Mediation isn’t just for litigation.  Families are learning that mediation works for them, too.

Often, families had that “one person” who basically served as the mediator.  These days, families are no longer living together in the same town, having a weekly meal together, or close.  But, there remains the need for a person to help drive agreements and ground rules when issues arise, such as Elder Care issues.

Adult children are  finding that caring for Mom or Dad is complex.   Mental declines are scary.  Physical declines are a moving target.  Recognizing, accepting, and addressing those mental and physical changes are fairly difficult for most children to process.  Further, siblings – who all are shareholders in the decisions for parents – rarely process these changes at the same rate or come up with the same conclusion about what is in the parent’s best interests.

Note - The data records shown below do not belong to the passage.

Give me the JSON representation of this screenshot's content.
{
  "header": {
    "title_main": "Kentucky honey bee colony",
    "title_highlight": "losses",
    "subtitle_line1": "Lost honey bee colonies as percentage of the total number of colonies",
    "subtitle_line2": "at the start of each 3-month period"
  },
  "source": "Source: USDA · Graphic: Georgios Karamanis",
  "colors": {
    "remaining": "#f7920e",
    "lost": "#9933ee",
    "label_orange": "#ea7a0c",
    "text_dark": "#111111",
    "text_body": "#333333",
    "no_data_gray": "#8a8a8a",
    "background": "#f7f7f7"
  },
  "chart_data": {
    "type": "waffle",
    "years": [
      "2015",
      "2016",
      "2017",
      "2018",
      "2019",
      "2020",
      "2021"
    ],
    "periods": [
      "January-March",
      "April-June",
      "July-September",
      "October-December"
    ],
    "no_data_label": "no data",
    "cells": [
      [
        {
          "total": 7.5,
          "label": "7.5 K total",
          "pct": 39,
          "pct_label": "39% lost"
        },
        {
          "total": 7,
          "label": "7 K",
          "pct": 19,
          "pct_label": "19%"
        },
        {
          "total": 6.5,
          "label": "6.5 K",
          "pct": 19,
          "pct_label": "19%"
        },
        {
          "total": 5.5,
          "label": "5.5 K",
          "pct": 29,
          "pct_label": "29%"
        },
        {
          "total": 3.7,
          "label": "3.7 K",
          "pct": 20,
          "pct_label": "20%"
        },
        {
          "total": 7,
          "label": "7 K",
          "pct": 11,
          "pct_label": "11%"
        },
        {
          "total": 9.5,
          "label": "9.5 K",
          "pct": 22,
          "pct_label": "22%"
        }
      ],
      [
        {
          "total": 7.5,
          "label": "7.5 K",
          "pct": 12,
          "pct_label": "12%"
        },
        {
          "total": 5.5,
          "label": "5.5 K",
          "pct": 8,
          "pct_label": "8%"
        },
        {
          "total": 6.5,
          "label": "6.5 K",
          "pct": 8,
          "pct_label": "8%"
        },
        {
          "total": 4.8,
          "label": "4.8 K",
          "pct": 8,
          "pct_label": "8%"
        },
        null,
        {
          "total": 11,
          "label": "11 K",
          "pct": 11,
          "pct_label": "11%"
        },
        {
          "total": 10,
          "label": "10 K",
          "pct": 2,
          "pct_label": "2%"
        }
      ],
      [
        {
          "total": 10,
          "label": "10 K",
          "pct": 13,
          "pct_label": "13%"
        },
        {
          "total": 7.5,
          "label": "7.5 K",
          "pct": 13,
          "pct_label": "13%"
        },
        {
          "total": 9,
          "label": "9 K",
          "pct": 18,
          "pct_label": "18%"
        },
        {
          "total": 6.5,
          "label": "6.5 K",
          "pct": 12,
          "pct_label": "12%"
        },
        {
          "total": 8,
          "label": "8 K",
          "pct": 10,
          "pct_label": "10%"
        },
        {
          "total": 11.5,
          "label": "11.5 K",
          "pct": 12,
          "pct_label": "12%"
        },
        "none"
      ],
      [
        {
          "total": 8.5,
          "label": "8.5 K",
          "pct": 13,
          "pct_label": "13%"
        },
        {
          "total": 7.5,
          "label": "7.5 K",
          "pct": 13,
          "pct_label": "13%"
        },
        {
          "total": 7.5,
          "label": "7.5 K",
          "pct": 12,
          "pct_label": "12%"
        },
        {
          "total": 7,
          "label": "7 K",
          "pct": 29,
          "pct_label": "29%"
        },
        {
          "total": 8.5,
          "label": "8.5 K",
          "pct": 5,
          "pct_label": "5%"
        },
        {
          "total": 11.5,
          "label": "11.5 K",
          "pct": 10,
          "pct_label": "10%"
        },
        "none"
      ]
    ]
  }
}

Aging is a costly proposition, as well.  In home care has costs, whether the care is from an unpaid relative or a paid professional.  Assisted living and extended care have price tags that rival college, but without the charm.  And, there are social ramifications with these options, as well. 

The situation is complex, and families are beginning to look to mediation as a welcome step in the elder care process.  For adult siblings, dynamics have been set in place for decades.  Grudges resurface.  Disagreements turn into impasse.  A facilitated discussion with a mediator helps clear the way through these pieces of emotional baggage to set a path for the future that is predictable, engages all shareholders, and promotes the parent’s (or parents’)  “best interests.” 

Families facing elder care issues should look at mediation as a necessary step in the care process, particularly when they know “the Talk” will not take place at Thanksgiving, as planned.